3 Acertijos Morales - Matrix - PsicoWisdom

El marinero asesino

El 13 de marzo de 1841 el buque William Brown zarpa desde Liverpool hacia Filadelfia. Después de 5 semanas de viaje, la noche del 19 de abril, el buque choca contra un iceberg a 250 millas (unos 400 kilómetros) de la costa de Terranova. El William Brown tardó poco en hundirse, y los más de 30 pasajeros supervivientes subieron en un bote diseñado para llevar a 7.

En el barco iban el capitán George L. Harris y el segundo al mando Francis Rhodes. A ambos desde un principio, se les pasó por la cabeza la idea de que tarde o temprano, el bote debería ser abandonado por la mayoría de sus integrantes, porque este no aguantaría mucho tiempo, pero dejaron pasar los días para ver si podían evitar dicha situación.

El 20 de abril, en medio de la noche se abrió una brecha en el bote. En este difícil momento Rhodes puso en manifiesto la necesidad de que “algunos individuos fuesen pasados por el cuchillo”. Pero evidentemente también había personas en contra. Las argumentaciones de ambos lados fueron:

  • Los que estaban a favor de matar a unos para salvar a otros: Según Rhodes, tal acción no sería injusta con aquellos que fueran arrojados por la borda, porque seguramente habrían perecido de todos modos. Por otra parte, no emprender la acción sería responsable de la muerte de aquellos a quienes podría haber salvado.
  • Los que estaban en contra y prefieren no actuar: Los disidentes afirmaban que si no se emprendía acción alguna y todo el mundo se ahogaba como resultado de ello, entonces nadie sería responsable de las muertes. Mientras que si se proponía salvar a algunos del grupo a expensas de otros, solo podía hacerlo quitando la vida de forma activa, y acabaría siendo un asesino.

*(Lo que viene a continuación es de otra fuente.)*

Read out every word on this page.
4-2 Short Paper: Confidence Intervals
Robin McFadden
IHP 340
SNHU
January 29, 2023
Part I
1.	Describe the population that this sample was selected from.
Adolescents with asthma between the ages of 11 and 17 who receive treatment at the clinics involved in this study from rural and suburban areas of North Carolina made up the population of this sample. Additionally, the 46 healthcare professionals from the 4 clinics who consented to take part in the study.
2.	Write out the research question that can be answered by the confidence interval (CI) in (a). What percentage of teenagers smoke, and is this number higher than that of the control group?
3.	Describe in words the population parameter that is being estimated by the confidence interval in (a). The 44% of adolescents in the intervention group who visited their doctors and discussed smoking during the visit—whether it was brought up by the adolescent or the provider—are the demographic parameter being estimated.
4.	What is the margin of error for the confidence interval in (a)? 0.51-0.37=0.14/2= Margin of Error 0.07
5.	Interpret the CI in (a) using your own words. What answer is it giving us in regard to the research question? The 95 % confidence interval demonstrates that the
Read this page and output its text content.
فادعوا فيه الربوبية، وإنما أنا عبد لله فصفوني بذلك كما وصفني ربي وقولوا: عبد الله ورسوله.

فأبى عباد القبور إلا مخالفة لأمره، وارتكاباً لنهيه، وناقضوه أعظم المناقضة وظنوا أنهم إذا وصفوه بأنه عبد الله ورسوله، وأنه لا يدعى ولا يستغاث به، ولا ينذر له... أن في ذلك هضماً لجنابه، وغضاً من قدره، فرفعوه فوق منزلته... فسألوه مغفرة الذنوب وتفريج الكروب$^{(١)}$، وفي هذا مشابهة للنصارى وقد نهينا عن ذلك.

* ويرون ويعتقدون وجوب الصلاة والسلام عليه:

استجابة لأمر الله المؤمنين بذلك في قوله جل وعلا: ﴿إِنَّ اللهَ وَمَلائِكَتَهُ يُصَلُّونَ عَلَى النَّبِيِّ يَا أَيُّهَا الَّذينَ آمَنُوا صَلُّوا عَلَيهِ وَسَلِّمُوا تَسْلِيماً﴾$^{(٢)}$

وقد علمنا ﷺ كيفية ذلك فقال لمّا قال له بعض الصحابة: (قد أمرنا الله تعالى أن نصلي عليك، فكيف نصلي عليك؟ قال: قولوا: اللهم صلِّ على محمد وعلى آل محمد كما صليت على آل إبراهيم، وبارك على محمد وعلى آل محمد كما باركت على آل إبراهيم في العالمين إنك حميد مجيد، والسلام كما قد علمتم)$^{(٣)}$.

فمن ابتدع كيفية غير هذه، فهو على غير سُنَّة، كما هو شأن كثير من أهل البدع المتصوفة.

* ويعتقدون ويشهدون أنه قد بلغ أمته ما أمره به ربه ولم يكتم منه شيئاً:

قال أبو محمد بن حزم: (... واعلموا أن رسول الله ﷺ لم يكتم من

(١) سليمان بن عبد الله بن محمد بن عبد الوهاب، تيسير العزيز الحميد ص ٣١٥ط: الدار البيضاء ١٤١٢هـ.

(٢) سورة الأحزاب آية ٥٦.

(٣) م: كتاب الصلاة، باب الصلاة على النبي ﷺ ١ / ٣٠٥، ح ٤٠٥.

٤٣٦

Poco después, Rhodes y su compañero de tripulación Alexander Holmes, empezaron a arrojar personas hacia las oscuras aguas del Atlántico. Al principio, pocos marineros actuaron, limitándose a contemplar la escena. Pasados unos instantes, Rhodes, que continuaba animando a sus camaradas a unirse a la causa, consiguió que unos cuantos más se uniesen, aumentando así el número de sacrificados.

Finalmente, 14 pasajeros varones fueron sacrificados, quedando solo 2 hombres casados y un muchacho, más todas las mujeres salvo dos, que decidieron unirse a sus maridos de forma voluntaria, saltando por la borda.

De manera increíble, poco después, llegó la salvación, y los supervivientes fueron rescatados por un barco de pesca con destino a Le Havre.

Una vez en Finlandia, los supervivientes presentaron una demanda ante el fiscal. Con tal demanda, solo consiguieron llevar a juicio al marinero de primera Alexander Holmes (compañero de Rhodes), acusado de asesinato.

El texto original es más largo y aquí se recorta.